🤖 AI Summary
This work addresses the lack of robustness in multi-objective optimization under distributional shifts, as existing methods fail to explicitly model worst-case performance across objectives. The paper introduces, for the first time, a Distributionally Robust Multi-Objective Optimization (DR-MOO) framework that minimizes each objective’s loss under its worst-case perturbed distribution. It proposes the ε-Pareto stationary point as the solution concept and develops a single-loop, double-clipped Multiple Gradient Descent Algorithm (MGDA). By integrating Lagrangian duality reformulation with gradient clipping, the algorithm handles non-convex, unbounded, and biased gradient settings.
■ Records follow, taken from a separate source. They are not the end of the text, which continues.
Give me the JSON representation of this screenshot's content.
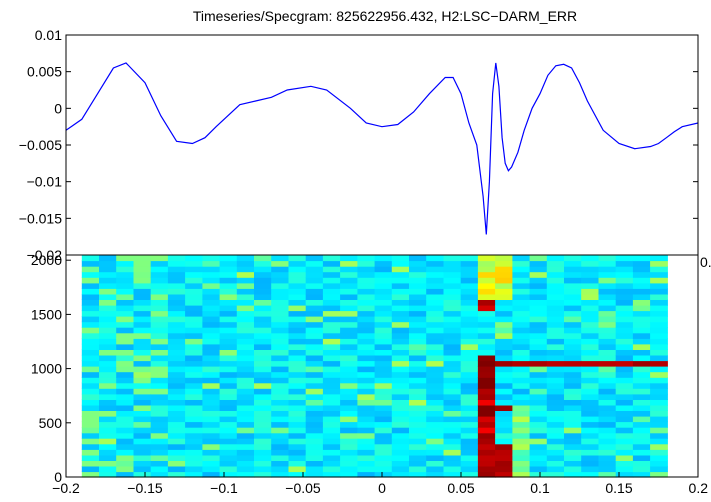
{
  "chart_data": [
    {
      "type": "line",
      "title": "Timeseries/Specgram: 825622956.432, H2:LSC−DARM_ERR",
      "xlim": [
        -0.2,
        0.2
      ],
      "ylim": [
        -0.02,
        0.01
      ],
      "yticks": [
        "0.01",
        "0.005",
        "0",
        "−0.005",
        "−0.01",
        "−0.015",
        "−0.02"
      ],
      "xticks_visible": [
        "0.2"
      ],
      "color": "#0000ff",
      "series": [
        {
          "x": [
            -0.2,
            -0.19,
            -0.18,
            -0.17,
            -0.162,
            -0.15,
            -0.14,
            -0.13,
            -0.12,
            -0.112,
            -0.105,
            -0.09,
            -0.08,
            -0.07,
            -0.06,
            -0.045,
            -0.035,
            -0.02,
            -0.01,
            0.0,
            0.01,
            0.02,
            0.03,
            0.04,
            0.045,
            0.05,
            0.055,
            0.06,
            0.064,
            0.066,
            0.068,
            0.07,
            0.072,
            0.074,
            0.076,
            0.078,
            0.08,
            0.082,
            0.086,
            0.09,
            0.095,
            0.1,
            0.105,
            0.11,
            0.115,
            0.12,
            0.125,
            0.13,
            0.14,
            0.15,
            0.16,
            0.17,
            0.175,
            0.18,
            0.185,
            0.19,
            0.2
          ],
          "y": [
            -0.003,
            -0.0015,
            0.002,
            0.0055,
            0.0062,
            0.0035,
            -0.001,
            -0.0045,
            -0.0048,
            -0.004,
            -0.0025,
            0.0005,
            0.001,
            0.0015,
            0.0025,
            0.003,
            0.0025,
            0.0,
            -0.002,
            -0.0025,
            -0.0022,
            -0.0005,
            0.002,
            0.0042,
            0.0042,
            0.002,
            -0.002,
            -0.005,
            -0.012,
            -0.0172,
            -0.01,
            0.002,
            0.0062,
            0.003,
            -0.004,
            -0.0075,
            -0.0085,
            -0.008,
            -0.006,
            -0.003,
            0.0,
            0.002,
            0.0045,
            0.0058,
            0.006,
            0.0055,
            0.0035,
            0.001,
            -0.003,
            -0.0048,
            -0.0055,
            -0.0052,
            -0.0048,
            -0.004,
            -0.0032,
            -0.0025,
            -0.002
          ]
        }
      ]
    },
    {
      "type": "heatmap",
      "xlim": [
        -0.2,
        0.2
      ],
      "ylim": [
        0,
        2048
      ],
      "xticks": [
        "−0.2",
        "−0.15",
        "−0.1",
        "−0.05",
        "0",
        "0.05",
        "0.1",
        "0.15",
        "0.2"
      ],
      "yticks": [
        "0",
        "500",
        "1000",
        "1500",
        "2000"
      ],
      "colormap": "jet",
      "columns_x_start": -0.19,
      "column_width": 0.0109,
      "row_count": 40,
      "column_count": 34,
      "band_features": [
        {
          "x_from": 0.06,
          "x_to": 0.081,
          "y_from": 0,
          "y_to": 300,
          "level": 1.0
        },
        {
          "x_from": 0.06,
          "x_to": 0.07,
          "y_from": 300,
          "y_to": 1150,
          "level": 0.95
        },
        {
          "x_from": 0.06,
          "x_to": 0.07,
          "y_from": 1550,
          "y_to": 1650,
          "level": 0.95
        },
        {
          "x_from": 0.06,
          "x_to": 0.081,
          "y_from": 1650,
          "y_to": 2048,
          "level": 0.6
        },
        {
          "x_from": 0.07,
          "x_to": 0.185,
          "y_from": 1020,
          "y_to": 1100,
          "level": 1.0
        },
        {
          "x_from": 0.07,
          "x_to": 0.078,
          "y_from": 600,
          "y_to": 680,
          "level": 1.0
        },
        {
          "x_from": 0.08,
          "x_to": 0.095,
          "y_from": 0,
          "y_to": 600,
          "level": 0.5
        }
      ]
    }
  ]
}
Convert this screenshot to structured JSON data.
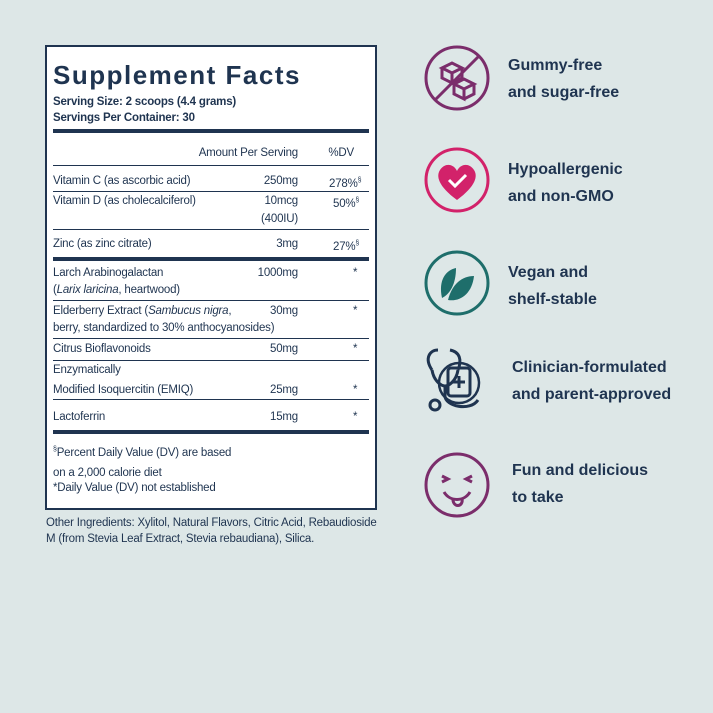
{
  "supplement_facts": {
    "title": "Supplement Facts",
    "serving_size": "Serving Size: 2 scoops (4.4 grams)",
    "servings_per_container": "Servings Per Container: 30",
    "amount_header": "Amount Per Serving",
    "dv_header": "%DV",
    "rows": [
      {
        "name": [
          "Vitamin C (as ascorbic acid)"
        ],
        "amount": "250mg",
        "dv": "278%",
        "dv_note": "§"
      },
      {
        "name": [
          "Vitamin D (as cholecalciferol)"
        ],
        "amount": [
          "10mcg",
          "(400IU)"
        ],
        "dv": "50%",
        "dv_note": "§"
      },
      {
        "name": [
          "Zinc (as zinc citrate)"
        ],
        "amount": "3mg",
        "dv": "27%",
        "dv_note": "§"
      },
      {
        "name": [
          "Larch Arabinogalactan",
          "(",
          "Larix laricina",
          ", heartwood)"
        ],
        "amount": "1000mg",
        "dv": "*"
      },
      {
        "name": [
          "Elderberry Extract (",
          "Sambucus nigra",
          ",",
          "berry, standardized to 30% anthocyanosides)"
        ],
        "amount": "30mg",
        "dv": "*"
      },
      {
        "name": [
          "Citrus Bioflavonoids"
        ],
        "amount": "50mg",
        "dv": "*"
      },
      {
        "name": [
          "Enzymatically",
          "Modified Isoquercitin (EMIQ)"
        ],
        "amount": "25mg",
        "dv": "*"
      },
      {
        "name": [
          "Lactoferrin"
        ],
        "amount": "15mg",
        "dv": "*"
      }
    ],
    "footnotes": [
      {
        "mark": "§",
        "lines": [
          "Percent Daily Value (DV) are based",
          "on a 2,000 calorie diet"
        ]
      },
      {
        "lines": [
          "*Daily Value (DV) not established"
        ]
      }
    ],
    "other_ingredients": [
      "Other Ingredients: Xylitol, Natural Flavors, Citric Acid, Rebaudioside",
      "M (from Stevia Leaf Extract, Stevia rebaudiana), Silica."
    ]
  },
  "features": [
    {
      "lines": [
        "Gummy-free",
        "and sugar-free"
      ]
    },
    {
      "lines": [
        "Hypoallergenic",
        "and non-GMO"
      ]
    },
    {
      "lines": [
        "Vegan and",
        "shelf-stable"
      ]
    },
    {
      "lines": [
        "Clinician-formulated",
        "and parent-approved"
      ]
    },
    {
      "lines": [
        "Fun and delicious",
        "to take"
      ]
    }
  ]
}
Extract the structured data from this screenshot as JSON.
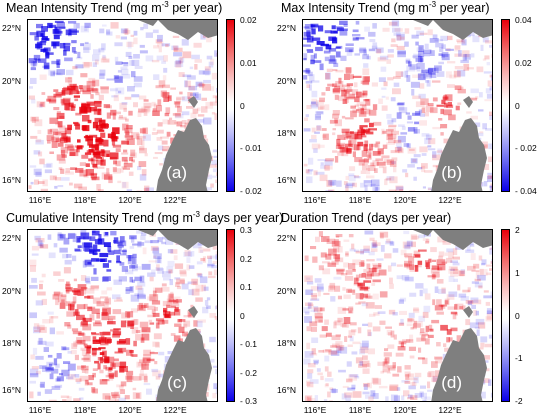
{
  "panels": [
    {
      "title_main": "Mean Intensity Trend (mg m",
      "title_sup": "-3",
      "title_rest": " per year)",
      "label": "(a)",
      "colorbar_ticks": [
        "0.02",
        "0.01",
        "0",
        "- 0.01",
        "- 0.02"
      ]
    },
    {
      "title_main": "Max Intensity Trend (mg m",
      "title_sup": "-3",
      "title_rest": " per year)",
      "label": "(b)",
      "colorbar_ticks": [
        "0.04",
        "0.02",
        "0",
        "- 0.02",
        "- 0.04"
      ]
    },
    {
      "title_main": "Cumulative Intensity Trend (mg m",
      "title_sup": "-3",
      "title_rest": " days per year)",
      "label": "(c)",
      "colorbar_ticks": [
        "0.3",
        "0.2",
        "0.1",
        "0",
        "- 0.1",
        "- 0.2",
        "- 0.3"
      ]
    },
    {
      "title_main": "Duration Trend (days per year)",
      "title_sup": "",
      "title_rest": "",
      "label": "(d)",
      "colorbar_ticks": [
        "2",
        "1",
        "0",
        "-1",
        "-2"
      ]
    }
  ],
  "lat_labels": [
    "22°N",
    "20°N",
    "18°N",
    "16°N"
  ],
  "lon_labels": [
    "116°E",
    "118°E",
    "120°E",
    "122°E"
  ],
  "colors": {
    "positive": "#e8000b",
    "negative": "#0b00e8",
    "land": "#7f7f7f",
    "ocean": "#ffffff"
  }
}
Theoretically, it achieves a sample complexity of 𝒪(ε⁻⁴), significantly improving upon existing approaches, while experiments demonstrate performance on par with state-of-the-art MGDA baselines.
📝 Abstract
Multi-objective optimization (MOO) has received growing attention in applications that require learning under multiple criteria. However, the existing MOO formulations do not explicitly account for distributional shifts in the data. We introduce distributionally robust multi-objective optimization (DR-MOO), which minimizes multiple objectives under their respective worst-case distributions. We propose Pareto-type solution concepts for DR-MOO and develop multi-gradient descent algorithms (MGDA) with provable guarantees. Leveraging a Lagrangian dual reformulation, we first design a double-loop MGDA that uses an inner loop to estimate dual variables and achieves a total sample complexity $\mathcal{O}(ε^{-12})$ for reaching an $ε$-Pareto-stationary point. To further improve efficiency, we incorporate gradient clipping to handle generalized-smooth and biased gradient estimates, removing the need for double sampling. This yields a single-loop double-clip MGDA with substantially improved sample complexity $\mathcal{O}(ε^{-4})$. Our theory applies to the nonconvex setting and does not require bounded objectives or gradients. Experiments demonstrate that our methods are competitive with state-of-the-art MGDA baselines.